Fly me to the moon …
- dieser Wunsch von Frank Sinatra soll in Zukunft Wirklichkeit werden. Die europäische Weltraumorganisation ESA forscht schon seit geraumer Zeit daran, eine Mondbasis zu errichten. Das Problem: Sündhaft teure Raumsonden können nicht überall auf der zerklüfteten Mondoberfläche landen, weil es zu viele Krater gibt, die sie beschädigen.
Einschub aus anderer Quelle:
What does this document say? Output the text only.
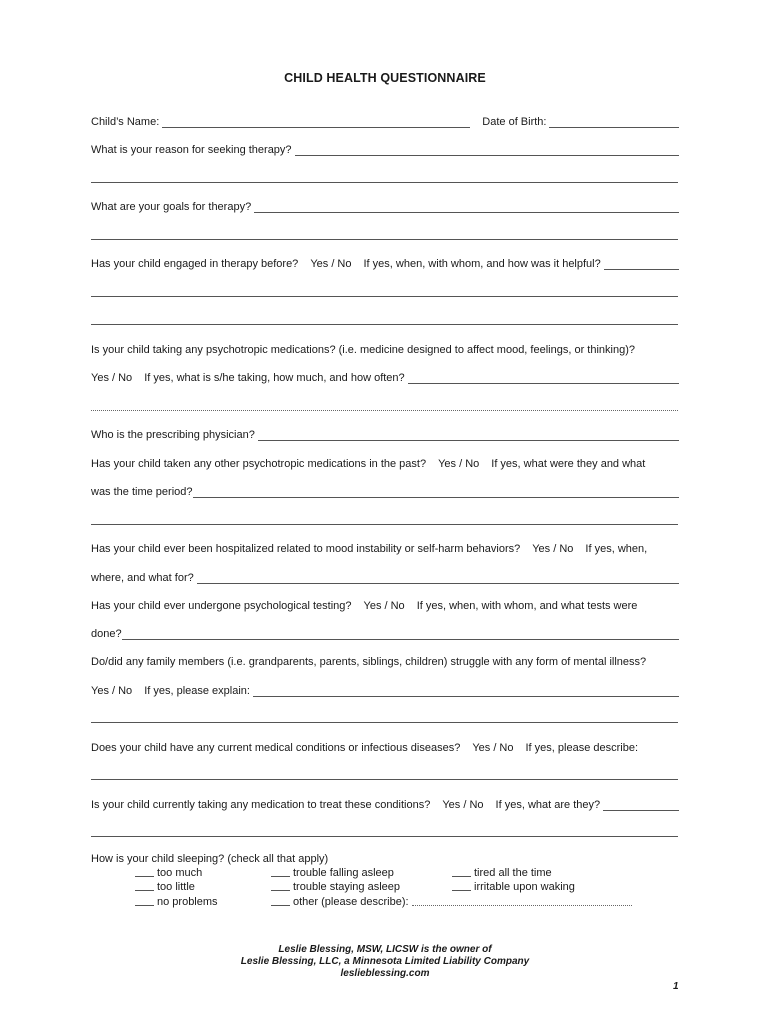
CHILD HEALTH QUESTIONNAIRE
Child’s Name:	Date of Birth:
What is your reason for seeking therapy?
What are your goals for therapy?
Has your child engaged in therapy before? Yes / No If yes, when, with whom, and how was it helpful?
Is your child taking any psychotropic medications? (i.e. medicine designed to affect mood, feelings, or thinking)?
Yes / No If yes, what is s/he taking, how much, and how often?
Who is the prescribing physician?
Has your child taken any other psychotropic medications in the past? Yes / No If yes, what were they and what
was the time period?
Has your child ever been hospitalized related to mood instability or self-harm behaviors? Yes / No If yes, when,
where, and what for?
Has your child ever undergone psychological testing? Yes / No If yes, when, with whom, and what tests were
done?
Do/did any family members (i.e. grandparents, parents, siblings, children) struggle with any form of mental illness?
Yes / No If yes, please explain:
Does your child have any current medical conditions or infectious diseases? Yes / No If yes, please describe:
Is your child currently taking any medication to treat these conditions? Yes / No If yes, what are they?
How is your child sleeping? (check all that apply)
too much	trouble falling asleep	tired all the time
too little	trouble staying asleep	irritable upon waking
no problems	other (please describe):
Leslie Blessing, MSW, LICSW is the owner of
Leslie Blessing, LLC, a Minnesota Limited Liability Company
leslieblessing.com
1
Vorhang auf für Impact: Das Aufbauspiel wird auf Steam kostenlos angeboten und ermöglicht es euch, der ESA bei der Lösung des Problems zu helfen. Obendrauf erhaltet ihr zudem ein kurzweiliges Aufbauspiel für ein paar gemütliche Abende.
Impact kostenlos auf Steam spielenKrater finden und losbauen
Das Spielprinzip von Impact ist schnell erklärt: Zu Beginn bekommt ihr echte Bilder von der Mondoberfläche angezeigt. Eure Aufgabe ist es, möglichst viele Krater darauf zu markieren. Diese Daten wandern zur ESA, die dadurch ihre eigenen KI-Tools füttern können, um einen geeigneten Landeplatz für die Raumsonden aufzuspüren.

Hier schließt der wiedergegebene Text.